Не дожидаясь опровержений Михаил Федорович разошелся:

– Примите же и меня, срочно! Я пригожусь, я на все согласен, Анатолий. Я больше не могу среди этой сволочи. Да, да, все вокург сволочи, мерзавцы и сволочи. Не молчите же, я же чувствую, есть у вас какая-то тайна. Я давно начал догадываться, что-то вы нащупали там у инженера.
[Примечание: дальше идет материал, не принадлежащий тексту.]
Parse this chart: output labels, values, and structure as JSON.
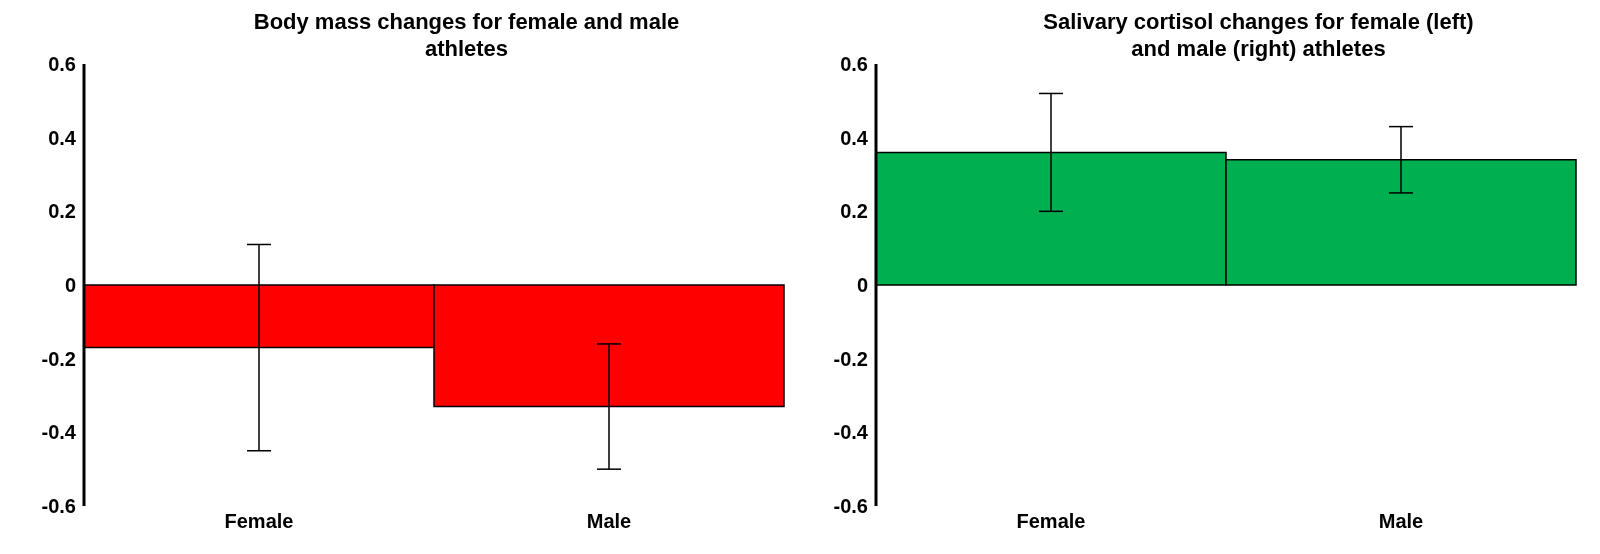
{
  "chart_data": [
    {
      "type": "bar",
      "title": "Body mass changes for female and male athletes",
      "categories": [
        "Female",
        "Male"
      ],
      "series": [
        {
          "color": "#ff0000",
          "values": [
            -0.17,
            -0.33
          ],
          "errors": [
            0.28,
            0.17
          ]
        }
      ],
      "ylim": [
        -0.6,
        0.6
      ],
      "yticks": [
        -0.6,
        -0.4,
        -0.2,
        0,
        0.2,
        0.4,
        0.6
      ],
      "grid": false,
      "legend": false
    },
    {
      "type": "bar",
      "title": "Salivary cortisol changes for female (left) and male (right) athletes",
      "categories": [
        "Female",
        "Male"
      ],
      "series": [
        {
          "color": "#00b050",
          "values": [
            0.36,
            0.34
          ],
          "errors": [
            0.16,
            0.09
          ]
        }
      ],
      "ylim": [
        -0.6,
        0.6
      ],
      "yticks": [
        -0.6,
        -0.4,
        -0.2,
        0,
        0.2,
        0.4,
        0.6
      ],
      "grid": false,
      "legend": false
    }
  ]
}
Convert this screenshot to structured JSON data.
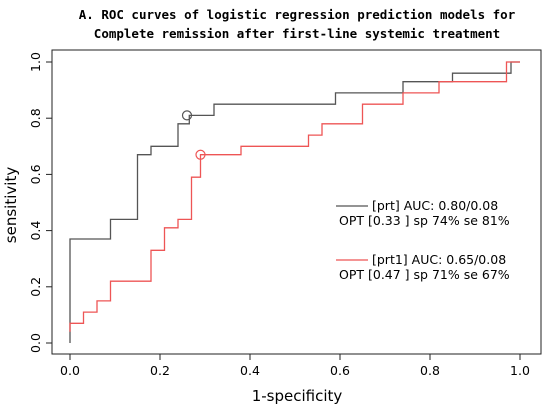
{
  "chart_data": {
    "type": "line",
    "title_lines": [
      "A. ROC curves of logistic regression prediction models for",
      "Complete remission after first-line systemic treatment"
    ],
    "xlabel": "1-specificity",
    "ylabel": "sensitivity",
    "xlim": [
      0,
      1
    ],
    "ylim": [
      0,
      1
    ],
    "x_ticks": [
      "0.0",
      "0.2",
      "0.4",
      "0.6",
      "0.8",
      "1.0"
    ],
    "y_ticks": [
      "0.0",
      "0.2",
      "0.4",
      "0.6",
      "0.8",
      "1.0"
    ],
    "grid": false,
    "legend_position": "right-middle",
    "series": [
      {
        "name": "[prt] AUC: 0.80/0.08",
        "opt_text": "OPT [0.33 ] sp 74% se 81%",
        "color": "#555555",
        "points": [
          [
            0.0,
            0.0
          ],
          [
            0.0,
            0.37
          ],
          [
            0.09,
            0.37
          ],
          [
            0.09,
            0.44
          ],
          [
            0.15,
            0.44
          ],
          [
            0.15,
            0.67
          ],
          [
            0.18,
            0.67
          ],
          [
            0.18,
            0.7
          ],
          [
            0.24,
            0.7
          ],
          [
            0.24,
            0.78
          ],
          [
            0.265,
            0.78
          ],
          [
            0.265,
            0.81
          ],
          [
            0.32,
            0.81
          ],
          [
            0.32,
            0.85
          ],
          [
            0.59,
            0.85
          ],
          [
            0.59,
            0.89
          ],
          [
            0.74,
            0.89
          ],
          [
            0.74,
            0.93
          ],
          [
            0.85,
            0.93
          ],
          [
            0.85,
            0.96
          ],
          [
            0.98,
            0.96
          ],
          [
            0.98,
            1.0
          ],
          [
            1.0,
            1.0
          ]
        ],
        "opt_point": [
          0.26,
          0.81
        ]
      },
      {
        "name": "[prt1] AUC: 0.65/0.08",
        "opt_text": "OPT [0.47 ] sp 71% se 67%",
        "color": "#ee5555",
        "points": [
          [
            0.0,
            0.04
          ],
          [
            0.0,
            0.07
          ],
          [
            0.03,
            0.07
          ],
          [
            0.03,
            0.11
          ],
          [
            0.06,
            0.11
          ],
          [
            0.06,
            0.15
          ],
          [
            0.09,
            0.15
          ],
          [
            0.09,
            0.22
          ],
          [
            0.18,
            0.22
          ],
          [
            0.18,
            0.33
          ],
          [
            0.21,
            0.33
          ],
          [
            0.21,
            0.41
          ],
          [
            0.24,
            0.41
          ],
          [
            0.24,
            0.44
          ],
          [
            0.27,
            0.44
          ],
          [
            0.27,
            0.59
          ],
          [
            0.29,
            0.59
          ],
          [
            0.29,
            0.67
          ],
          [
            0.38,
            0.67
          ],
          [
            0.38,
            0.7
          ],
          [
            0.53,
            0.7
          ],
          [
            0.53,
            0.74
          ],
          [
            0.56,
            0.74
          ],
          [
            0.56,
            0.78
          ],
          [
            0.65,
            0.78
          ],
          [
            0.65,
            0.85
          ],
          [
            0.74,
            0.85
          ],
          [
            0.74,
            0.89
          ],
          [
            0.82,
            0.89
          ],
          [
            0.82,
            0.93
          ],
          [
            0.97,
            0.93
          ],
          [
            0.97,
            1.0
          ],
          [
            1.0,
            1.0
          ]
        ],
        "opt_point": [
          0.29,
          0.67
        ]
      }
    ]
  }
}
Как вы сказали, мол, инженера спасать надо, думаю, задание получил, а задание только организация дает.

– Стоп, – перебил Толя. – Да вы сами ко мне сейчас пришли с тем же!

– Ну, да, конечно, – с удовольствием согласился Мозговой. – Потому и сказал, что чувствовал – за вами сила стоит. Я же вам все карты раскрыл – раскройте и вы.

– Не верите мне, – продолжал Михаил Федорович. – Ладно, я понимаю, должен оправдать, то есть, наоборот, завоевать доверие. Давайте, сговоримся, наметим план, главное – нужно предупредить инженера, надо Разгледяева остановить, нужен какой-нибудь фактик против него. Я кое-что имею – у него здесь тоже не все чисто. Ведь без него инженер не сунулся бы к нам в интститут, ведь это он его можно сказать за ручку привел к нам в институт.

– То есть как привел?

– У них с женой во что уперлось? В изобретение инженера. Тут Разгледяев и подсунул ей идейку – пускай, мол, профессионалы рассудят, и посоветовал труд жизни к нам направить. А она, отчаянная душа, гордость проявила, говорит, нам с Колей ничего, мол, не страшно... Да, так и сказала, зря головой качаете, вы еще женщин не знаете. Ведь она решила растоптать богдановским изобретением мужа, понимаете, Толя? Ей мало, что бросает – нет, она желает еще и уничтожить. Но разве ж так Разгледяева уничтожишь! – с искренним сожалением закончил Мозговой.

– Так, пожалуй, вряд ли, – задумчиво сказал Ермолаев.

У него из головы не шло чудовищное предположение об убийстве профессора.

– Все, уже поздно, я пошел спать. – твердо сказал Толя.

– Неужели вы... вы вот так вот просто пойдете спать? – чуть уже не корил Мозговой.– Неужели вам не жаль инженера?

– Я пошел спать, – невозмутимо повторил Ермолаев.

Что ж, до свидания, до лучших, так сказать, времен, – на лице Мозгового появилась едва заметная, еще очень не смелая, казавшаяся еще минуту назад совершенно невозможной, снисходительная улыбка.